Anyone who was not on Mars during Captain Sully's recent heroic aqua landing on the Hudson knows how exemplary acts of courage, altruism, and heroism touch us all. In 2005, I wrote an article for Intervention Magazine comparing the way Italy honored its returning war dead from Iraq to the way America treated its own fallen military.
I cited the case of Nicola Calipari -- the Italian intelligence officer who rescued a kidnapped journalist from Iraqi captors, only to be gunned down by jittery American soldiers at a checkpoint in Baghdad.
I wrote then: "Calipari's return to Rome was a national event that united all Italians, merging their raw sorrow with the singular grief of his widow and children. It was the second time Italy pulled out all the stops for its Iraq War dead. In November of 2003, it staged an elaborate state funeral for nineteen of its citizens, killed in a suicide truck bombing in Nasiriyah.
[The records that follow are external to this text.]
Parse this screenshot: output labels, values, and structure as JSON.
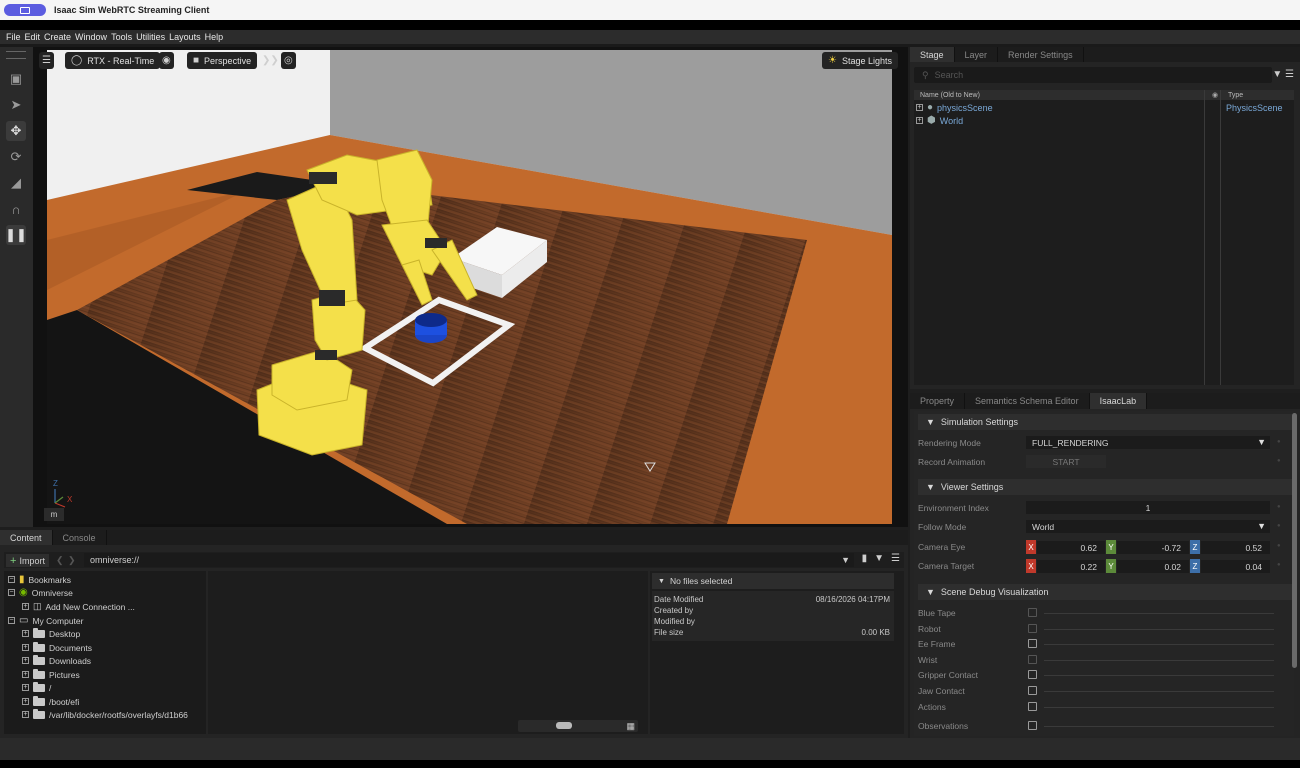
{
  "window": {
    "title": "Isaac Sim WebRTC Streaming Client"
  },
  "menu": [
    "File",
    "Edit",
    "Create",
    "Window",
    "Tools",
    "Utilities",
    "Layouts",
    "Help"
  ],
  "viewport": {
    "render_mode": "RTX - Real-Time",
    "camera": "Perspective",
    "stage_lights": "Stage Lights",
    "axis_z": "Z",
    "axis_x": "X",
    "badge": "m"
  },
  "stage": {
    "tabs": [
      "Stage",
      "Layer",
      "Render Settings"
    ],
    "search_placeholder": "Search",
    "col_name": "Name (Old to New)",
    "col_type": "Type",
    "items": [
      {
        "name": "physicsScene",
        "type": "PhysicsScene"
      },
      {
        "name": "World",
        "type": ""
      }
    ]
  },
  "property": {
    "tabs": [
      "Property",
      "Semantics Schema Editor",
      "IsaacLab"
    ],
    "simulation": {
      "title": "Simulation Settings",
      "rendering_mode_label": "Rendering Mode",
      "rendering_mode": "FULL_RENDERING",
      "record_label": "Record Animation",
      "record_button": "START"
    },
    "viewer": {
      "title": "Viewer Settings",
      "env_index_label": "Environment Index",
      "env_index": "1",
      "follow_label": "Follow Mode",
      "follow_mode": "World",
      "eye_label": "Camera Eye",
      "eye": {
        "x": "0.62",
        "y": "-0.72",
        "z": "0.52"
      },
      "target_label": "Camera Target",
      "target": {
        "x": "0.22",
        "y": "0.02",
        "z": "0.04"
      }
    },
    "debug": {
      "title": "Scene Debug Visualization",
      "items": [
        "Blue Tape",
        "Robot",
        "Ee Frame",
        "Wrist",
        "Gripper Contact",
        "Jaw Contact",
        "Actions",
        "Observations"
      ]
    },
    "axis_labels": {
      "x": "X",
      "y": "Y",
      "z": "Z"
    },
    "colors": {
      "x": "#c0392b",
      "y": "#5c8a3a",
      "z": "#3d6fa8"
    }
  },
  "content": {
    "tabs": [
      "Content",
      "Console"
    ],
    "import_label": "Import",
    "path": "omniverse://",
    "tree": [
      {
        "label": "Bookmarks",
        "indent": 0,
        "icon": "bookmark"
      },
      {
        "label": "Omniverse",
        "indent": 0,
        "icon": "omniverse"
      },
      {
        "label": "Add New Connection ...",
        "indent": 1,
        "icon": "connection"
      },
      {
        "label": "My Computer",
        "indent": 0,
        "icon": "computer"
      },
      {
        "label": "Desktop",
        "indent": 1,
        "icon": "folder"
      },
      {
        "label": "Documents",
        "indent": 1,
        "icon": "folder"
      },
      {
        "label": "Downloads",
        "indent": 1,
        "icon": "folder"
      },
      {
        "label": "Pictures",
        "indent": 1,
        "icon": "folder"
      },
      {
        "label": "/",
        "indent": 1,
        "icon": "folder"
      },
      {
        "label": "/boot/efi",
        "indent": 1,
        "icon": "folder"
      },
      {
        "label": "/var/lib/docker/rootfs/overlayfs/d1b66",
        "indent": 1,
        "icon": "folder"
      }
    ],
    "info": {
      "header": "No files selected",
      "date_modified_label": "Date Modified",
      "date_modified": "08/16/2026 04:17PM",
      "created_by_label": "Created by",
      "modified_by_label": "Modified by",
      "file_size_label": "File size",
      "file_size": "0.00 KB"
    }
  }
}
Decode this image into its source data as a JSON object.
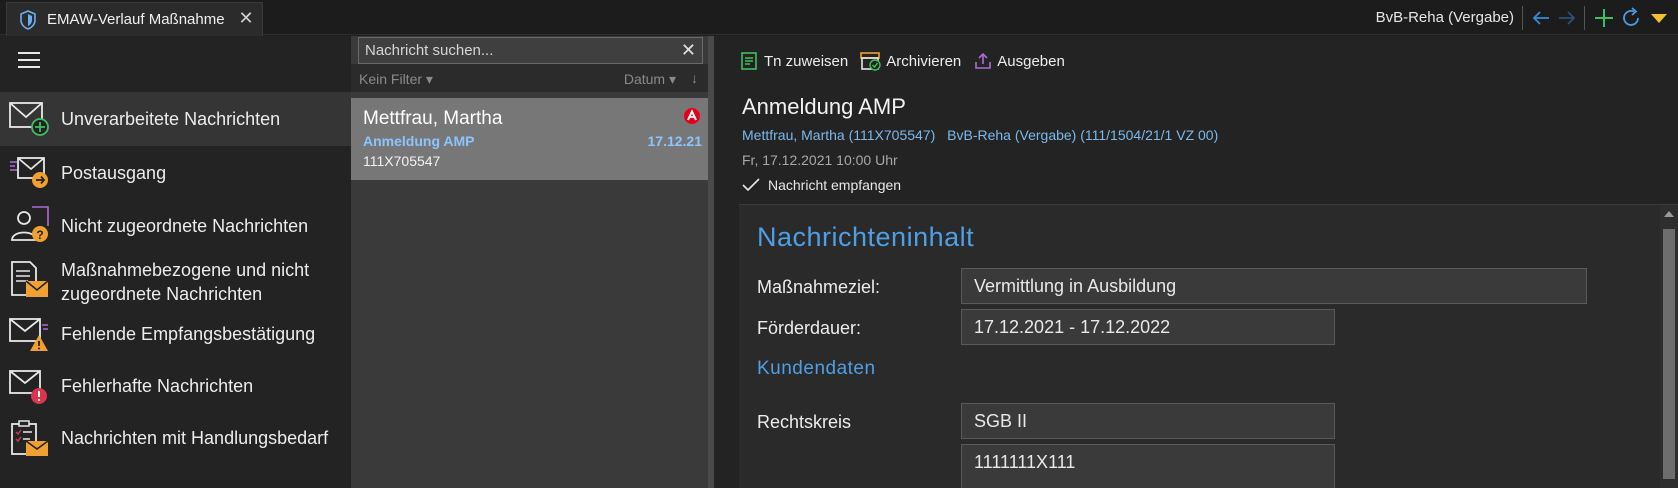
{
  "window": {
    "tab_title": "EMAW-Verlauf Maßnahme",
    "context": "BvB-Reha (Vergabe)",
    "colors": {
      "accent_blue": "#4e9fe6",
      "add_green": "#3fbf5f",
      "dropdown_yellow": "#f2c12e"
    }
  },
  "nav": {
    "items": [
      {
        "label": "Unverarbeitete Nachrichten",
        "icon": "mail-add-icon",
        "active": true
      },
      {
        "label": "Postausgang",
        "icon": "mail-outbox-icon"
      },
      {
        "label": "Nicht zugeordnete Nachrichten",
        "icon": "user-unknown-icon"
      },
      {
        "label_line1": "Maßnahmebezogene und nicht",
        "label_line2": "zugeordnete Nachrichten",
        "icon": "document-mail-icon"
      },
      {
        "label": "Fehlende Empfangsbestätigung",
        "icon": "mail-warning-icon"
      },
      {
        "label": "Fehlerhafte Nachrichten",
        "icon": "mail-error-icon"
      },
      {
        "label": "Nachrichten mit Handlungsbedarf",
        "icon": "clipboard-mail-icon"
      }
    ]
  },
  "list": {
    "search_placeholder": "Nachricht suchen...",
    "filter_label": "Kein Filter",
    "sort_label": "Datum",
    "messages": [
      {
        "name": "Mettfrau, Martha",
        "subject": "Anmeldung AMP",
        "date": "17.12.21",
        "id": "111X705547"
      }
    ]
  },
  "detail": {
    "actions": {
      "assign": "Tn zuweisen",
      "archive": "Archivieren",
      "export": "Ausgeben"
    },
    "title": "Anmeldung AMP",
    "person_link": "Mettfrau, Martha (111X705547)",
    "measure_link": "BvB-Reha (Vergabe) (111/1504/21/1 VZ 00)",
    "datetime": "Fr, 17.12.2021 10:00 Uhr",
    "status": "Nachricht empfangen",
    "content": {
      "section_title": "Nachrichteninhalt",
      "goal_label": "Maßnahmeziel:",
      "goal_value": "Vermittlung in Ausbildung",
      "duration_label": "Förderdauer:",
      "duration_value": "17.12.2021 - 17.12.2022",
      "customer_title": "Kundendaten",
      "legal_label": "Rechtskreis",
      "legal_value": "SGB II",
      "next_value": "1111111X111"
    }
  }
}
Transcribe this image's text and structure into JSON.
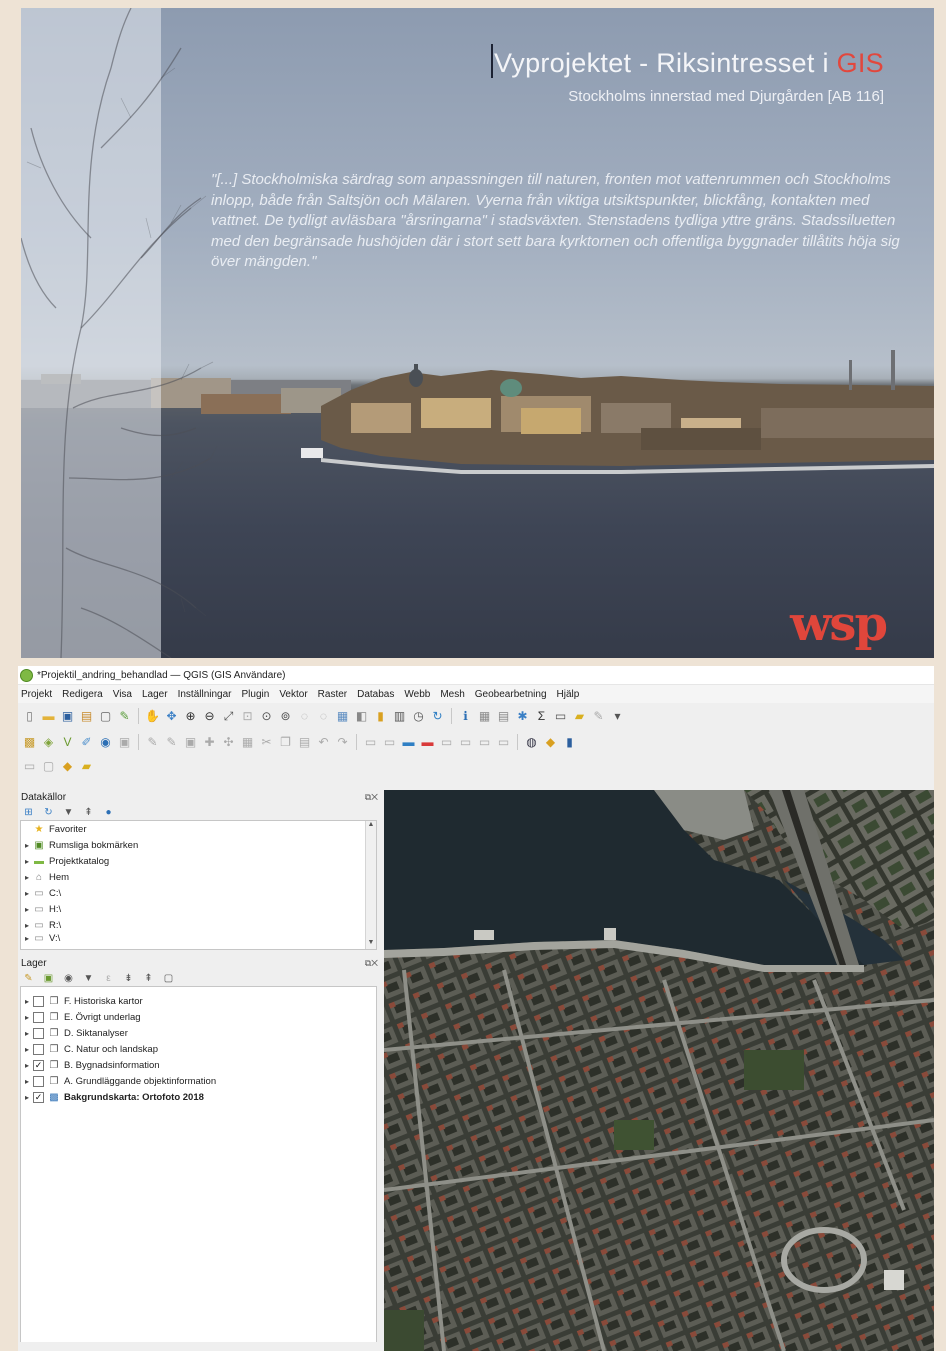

In both instances, Italy's Prime Minister Silvio Berlusconi, his ministers, President Carlo Ciampi, and an honor guard in full-dress uniform stood with grieving families on the tarmac of Rome's Ciampino military airport to receive their dead. There were national days of mourning and public visitation hours to the reposed, and at night, the Coliseum's lights were dimmed in a mark of respect.
All Italy watched, on television, as officers from Italy's civil services carried the flag-draped coffins past honor guards representing every branch of the military. The Carabinieri (paramilitary corps), in their regal uniforms and blue-and-red plume hats, stood guard while lone buglers played the Last Post and other laments. Stricken Italians lined the routes of the funeral cortege to pay their respects, before the bodies were entombed in Rome's war memorial.
I suggested that the participation in these last rites, "symbolized a shared sacrifice between those who prosecute wars, those who must fight them, and those who grieve and honor them-not just the dead and their families, but the entire nation. The pageantry on display was no more excessive than the heroism of the fallen, for surely there can be no greater excess than surrendering one's life for one's country."
At the time I wrote those words, it had been one year since ABC's Ted Koppel had presented, The Fallen, his Nightline tribute to the soldiers who had died in Iraq. Mr. Koppel read the names off camera while the photographs of the dead men and women were projected on the screen. It was an elegy, remarkable for its quiet, sobering grace. Supporters of the war and George Bush naturally cried foul; any story that didn't fall into the Jessica Lynch mold of heroism (later learned to be void of key features of heroism, such as oh, heroism) was viewed as unpatriotic by the Pentagon's media machinery. Several broadcasting companies, including those owned by Sinclair Broadcasting, accused Mr. Koppel, a distinguished newsman who was/is no one's tool, for disseminating political propaganda.
There were 70,000 hits to my story on Intervention Magazine. Most readers agreed that we ought to honor our fallen soldiers, if not with the full pageantry, as seen in Italy, at least through media coverage, so that all American citizens would understand the cost of war. "The trouble is, I support the war as long as it doesn't cause me grief," wrote one poster.
The rest of my readers, Iraq War supporters all, spewing Mr. Bush's straight-jacket, postlogical logic -- we're fighting them there so we don't have to fight them here; so there were no WMD, so?; since Iraq didn't have anything to do with 9/11, we must bring them freedom and democracy so they don't perpetrate another 9/11 -- let me know that the Italians were excessive. They were adamant that we didn't need to show our war dead, and that the ban on photography at Dover Air Force Base did not need to be lifted.
They offer the same argument today, as they criticize Secretary Gates decision. Perhaps they're right. Instead of giving military families the choice to accept or reject public awareness of the return of their loved ones, similar to protocols for funerals already in place at Arlington National Cemetary, let's keep things the way they are. Yes, let's all pat ourselves on the back for being American patriots: let's fire up the grill, get plastered on booze, eat ourselves into a stupor, watch television, go shopping and call it Memorial Day.